En allant plus loin et dans ce sens, les crises ne découleraient plus d’un désir de savoir-faire pour une plus grande et peut-être
meilleure production -comme pourrait être le cas de l’entrepreneur-, mais elles seraient le résultat d’une lutte absente d’éthique
pour le gain anonyme, et nihiliste s’il le faut. Ainsi les injonctions de Clayton M. Christensen (
1997
“The Innovator’s Dilemma”
“Le dilème de l’innovateur”, et « ¿Qué es la innovación disruptiva? » por Rory McDonald, Michael E. Raynor, Clayton M. Christensen, 2017
). Ses propos tournent autour de
l’assaut aux entreprises consolidées et qui travaillent à long terme, assaut qui se fait à travers l’étude détaillé des ponts faibles
de la victime, et par l’introduction compulsive de nouvelles technologies en augmentant la production et réduisant les couts
à l’extrême, ce qui ne sera pas gratis pour tout le monde, et la qualité y payera son morceau. À Christensen d’opposer les
innovations viables, perdurables (« sustainable ») aux « innovations disruptives » qui sont les siennes. Une de ses phrases
célèbres est « faire ce qui est correct est incorrect », dans la lignée de Mark Zuckerberg quand il conseille « Bouge vite et
casse des choses » ( “Move fast and break things.”).

Rien de nouveau dans ces propos, sinon une croissante sacralisation d’un présent sans futur, de la « langue de bois », des soi-disant
solutions rapides, économiques et simples. S’agit-il donc d’innover et de rabaisser toujours les prix ? Et s’il en résulte une
destruction croissante à mi et long-terme, au nom d’un progrès qui dénie ses responsabilités ? Comme le signale Zabala
(Santiago Zabala, « La inovación disruptiva como signo de indiferencia” in La Maleta de Portbou, Núm 42, p. 103), la consigne de
la disruption s’étale comme forme de concevoir la vie, tout comme Trump aborda la pandémie en suggérant qu’il s’agissait de prendre
des bains de soleil, de s’injecter des désinfectants, etc, etc, en déniant l’évidente complexité et la probable durée du problème. Les
« disrupteurs » font semblant de croire que la propre jouissance déchainée produit d’elle-même des changements valables, le chaos
accoucherait à coup sûr un ordre nouveau -et sinon tant pis…

On dirait une pensée en même temps magique, maniaque, et cynique, avec un arrière-goût de pulsion de mort.

 

À mon avis, ce qu’il importe de signaler ici est que la disruption et ses rejetons appartient à un autre ordre que la crise telle que
nous la concevons ici.

La dénommée disruption fonctionne comme une métonymie de l’indifférence, alors que le concept de crise qui nous intéresse est
plutôt une métaphore qui peut muer la
perte en un gain de savoir, sans nier pour autant ni le désir ni la mort.

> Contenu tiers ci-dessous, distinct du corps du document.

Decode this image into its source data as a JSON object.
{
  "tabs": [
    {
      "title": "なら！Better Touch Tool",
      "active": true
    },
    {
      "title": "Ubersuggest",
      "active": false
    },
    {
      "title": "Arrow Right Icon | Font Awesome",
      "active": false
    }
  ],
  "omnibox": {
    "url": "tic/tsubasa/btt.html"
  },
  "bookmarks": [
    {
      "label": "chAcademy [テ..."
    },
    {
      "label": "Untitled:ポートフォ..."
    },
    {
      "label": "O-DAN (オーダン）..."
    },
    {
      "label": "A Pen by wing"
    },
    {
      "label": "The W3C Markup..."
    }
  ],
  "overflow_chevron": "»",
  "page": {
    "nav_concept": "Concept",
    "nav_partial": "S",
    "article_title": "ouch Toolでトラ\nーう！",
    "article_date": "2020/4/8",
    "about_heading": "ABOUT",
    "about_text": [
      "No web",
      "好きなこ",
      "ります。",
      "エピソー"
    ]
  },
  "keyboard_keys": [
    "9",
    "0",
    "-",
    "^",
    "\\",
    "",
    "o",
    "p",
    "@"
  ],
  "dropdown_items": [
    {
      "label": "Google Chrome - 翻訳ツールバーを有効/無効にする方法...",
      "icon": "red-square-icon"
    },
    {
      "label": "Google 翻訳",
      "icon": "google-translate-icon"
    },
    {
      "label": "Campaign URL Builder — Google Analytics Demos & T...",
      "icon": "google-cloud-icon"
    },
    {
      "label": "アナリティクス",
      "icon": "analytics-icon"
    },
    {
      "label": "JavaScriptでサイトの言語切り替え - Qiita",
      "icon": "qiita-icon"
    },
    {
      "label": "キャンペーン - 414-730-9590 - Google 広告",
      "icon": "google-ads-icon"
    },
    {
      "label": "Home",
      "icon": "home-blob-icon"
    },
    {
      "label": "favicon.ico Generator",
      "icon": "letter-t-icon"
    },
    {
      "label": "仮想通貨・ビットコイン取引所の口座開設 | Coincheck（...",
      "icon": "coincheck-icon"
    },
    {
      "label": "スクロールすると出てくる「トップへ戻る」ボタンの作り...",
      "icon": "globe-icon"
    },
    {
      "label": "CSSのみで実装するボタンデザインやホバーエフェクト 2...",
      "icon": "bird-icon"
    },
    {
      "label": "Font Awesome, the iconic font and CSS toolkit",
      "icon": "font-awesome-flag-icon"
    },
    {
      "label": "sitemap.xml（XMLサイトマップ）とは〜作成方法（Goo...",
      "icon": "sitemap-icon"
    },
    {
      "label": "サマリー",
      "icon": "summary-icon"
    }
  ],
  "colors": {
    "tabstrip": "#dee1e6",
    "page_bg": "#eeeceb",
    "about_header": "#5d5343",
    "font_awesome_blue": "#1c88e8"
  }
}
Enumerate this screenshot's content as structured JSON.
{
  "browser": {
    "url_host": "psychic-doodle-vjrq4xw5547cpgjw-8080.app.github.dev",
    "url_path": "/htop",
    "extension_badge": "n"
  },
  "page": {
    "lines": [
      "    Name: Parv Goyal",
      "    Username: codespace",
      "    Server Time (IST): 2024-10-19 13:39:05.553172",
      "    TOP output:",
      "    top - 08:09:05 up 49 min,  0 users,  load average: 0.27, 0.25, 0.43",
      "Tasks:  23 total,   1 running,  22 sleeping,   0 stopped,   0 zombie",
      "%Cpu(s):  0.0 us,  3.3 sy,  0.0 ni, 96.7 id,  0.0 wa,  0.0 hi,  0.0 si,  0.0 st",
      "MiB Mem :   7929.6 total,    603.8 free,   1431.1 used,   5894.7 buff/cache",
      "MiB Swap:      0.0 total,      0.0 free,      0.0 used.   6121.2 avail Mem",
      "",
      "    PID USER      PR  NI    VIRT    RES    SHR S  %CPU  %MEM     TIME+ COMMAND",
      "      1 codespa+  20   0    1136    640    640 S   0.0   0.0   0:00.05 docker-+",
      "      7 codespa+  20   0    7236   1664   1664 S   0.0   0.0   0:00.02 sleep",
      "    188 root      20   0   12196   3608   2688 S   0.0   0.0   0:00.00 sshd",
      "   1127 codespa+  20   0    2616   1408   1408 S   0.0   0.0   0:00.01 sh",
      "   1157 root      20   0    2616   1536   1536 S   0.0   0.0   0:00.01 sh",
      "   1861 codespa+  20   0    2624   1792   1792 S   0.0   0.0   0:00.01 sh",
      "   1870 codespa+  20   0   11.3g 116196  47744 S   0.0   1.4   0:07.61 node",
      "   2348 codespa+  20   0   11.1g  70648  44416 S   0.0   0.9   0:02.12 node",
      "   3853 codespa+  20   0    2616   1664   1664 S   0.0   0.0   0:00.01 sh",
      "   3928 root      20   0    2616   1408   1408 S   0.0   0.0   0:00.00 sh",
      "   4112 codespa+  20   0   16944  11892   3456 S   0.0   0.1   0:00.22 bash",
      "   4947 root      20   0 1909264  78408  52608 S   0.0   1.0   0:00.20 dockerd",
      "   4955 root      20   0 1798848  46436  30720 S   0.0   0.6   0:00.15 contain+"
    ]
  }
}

 Et c’est en ce sens que crise et trauma cheminent ensemble, pourtant sans se réduire au même, car une crise peut être traumatique,
ou ne pas l’être même si grave. L’angoisse serait-elle un élément commun ?

 CRISE ET TRAUMA

La crise, dont une première manifestation peut être le « signal d’angoisse » tel que nous l’apprit Freud, qui peut alors protéger du trauma
et où pointe déjà la division subjective.
Mais, cette crise peut aussi déboucher sur la rencontre traumatique, où le signal d’angoisse et
le refoulement qu’il promeut n’évitent pas la buttée avec l’irreprésentable, là où le travail de l’angoisse ne peut plus éviter l’éclatement
de l’angoisse -cette fois-ci nommée automatique, qui peut agiter le sujet, son corps, ses organes, ou bien le figer dans la sidération,
il s’agit en tout cas de la rencontre avec le réel qui nous habite.

 LE TEMPS DU TRAUMA

Au sein de la crise notre temps collapse, le passé n’est plus un repère et s’estompe, le futur plutôt que d’haleiner se dérobe. Moment de
suspension, de division, qui s’articule mal à ce que l’on peut appeler le discours de notre vie.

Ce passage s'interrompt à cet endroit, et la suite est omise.